Continuing on my last question...
Let me try to explain my schema. I have three tables we'll call users (with columns id and name), parties (with columns id, partydate, and user_id) and questions (with columns id, createdate, and user_id). My requirement is to show for every user the number of parties within the last year and questions created within the last year.
My query looks like:
SELECT users.id, users.name,
SUM(CASE WHEN (parties.party> NOW() - interval '1 year') THEN 1 ELSE 0 END)
AS numparties,
SUM(CASE WHEN (questions.createdate> NOW() - interval '1 year') THEN 1 ELSE 0 END)
AS numquestions
FROM users
LEFT JOIN parties ON users.id=parties.user_id
LEFT JOIN questions ON users.id=questions.user_id
GROUP BY users.id, users.name;
This works almost 100%. I am getting a result with all users that exist.
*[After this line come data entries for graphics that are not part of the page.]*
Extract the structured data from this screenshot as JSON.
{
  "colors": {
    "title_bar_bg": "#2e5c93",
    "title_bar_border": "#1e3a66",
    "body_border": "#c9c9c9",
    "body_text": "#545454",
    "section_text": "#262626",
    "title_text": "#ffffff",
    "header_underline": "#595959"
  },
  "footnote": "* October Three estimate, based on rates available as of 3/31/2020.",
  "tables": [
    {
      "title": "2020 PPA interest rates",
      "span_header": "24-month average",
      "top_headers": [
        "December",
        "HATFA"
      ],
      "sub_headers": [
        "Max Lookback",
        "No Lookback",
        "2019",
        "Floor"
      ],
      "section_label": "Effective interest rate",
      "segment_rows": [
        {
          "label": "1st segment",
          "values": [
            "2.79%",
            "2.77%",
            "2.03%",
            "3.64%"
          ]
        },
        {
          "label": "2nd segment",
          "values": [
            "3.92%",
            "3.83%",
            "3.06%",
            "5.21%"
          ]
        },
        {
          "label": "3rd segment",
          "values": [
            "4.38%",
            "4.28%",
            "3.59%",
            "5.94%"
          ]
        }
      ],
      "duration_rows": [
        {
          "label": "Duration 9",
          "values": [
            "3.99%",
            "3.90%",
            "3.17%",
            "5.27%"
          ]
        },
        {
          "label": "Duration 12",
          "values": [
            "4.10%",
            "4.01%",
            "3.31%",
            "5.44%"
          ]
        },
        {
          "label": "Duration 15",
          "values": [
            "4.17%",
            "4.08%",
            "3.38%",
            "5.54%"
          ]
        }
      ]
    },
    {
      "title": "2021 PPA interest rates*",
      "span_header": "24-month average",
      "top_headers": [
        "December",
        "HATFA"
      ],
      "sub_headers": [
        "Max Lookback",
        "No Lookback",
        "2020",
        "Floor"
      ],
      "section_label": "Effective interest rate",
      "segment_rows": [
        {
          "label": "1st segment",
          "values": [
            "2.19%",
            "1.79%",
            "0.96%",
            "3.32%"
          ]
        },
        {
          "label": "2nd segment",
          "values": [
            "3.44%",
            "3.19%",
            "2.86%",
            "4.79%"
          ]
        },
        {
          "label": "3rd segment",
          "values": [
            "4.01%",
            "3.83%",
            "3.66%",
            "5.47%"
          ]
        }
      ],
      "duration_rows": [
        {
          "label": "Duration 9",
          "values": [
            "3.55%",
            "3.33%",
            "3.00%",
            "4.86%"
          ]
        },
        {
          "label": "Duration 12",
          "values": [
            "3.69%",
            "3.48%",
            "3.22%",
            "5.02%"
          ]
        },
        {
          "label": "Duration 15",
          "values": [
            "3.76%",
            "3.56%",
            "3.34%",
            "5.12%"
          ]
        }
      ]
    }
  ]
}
The problem is, for some users (a very small few) I'm counting either a party or a question twice. For example, if I change the above query to just show parties.id and questions.id instead of summing them as well as remove the GROUP BY, I might get something like:
user.id | user.name | parties.id | questions.id
-----------------------------------------------
0 John 15 2
0 John 15 7
You can see it shows the parties.id twice.
When I was using COUNT() I could rely on DISTINCT but with SUM I'm not sure how I can. I want something like:
SUM(CASE WHEN (parties.party> NOW() - interval '1 year' AND parties.id IS DISTINCT) THEN 1 ELSE 0 END)
AS numparties,
But of course this isn't valid. Can this small problem be corrected easily?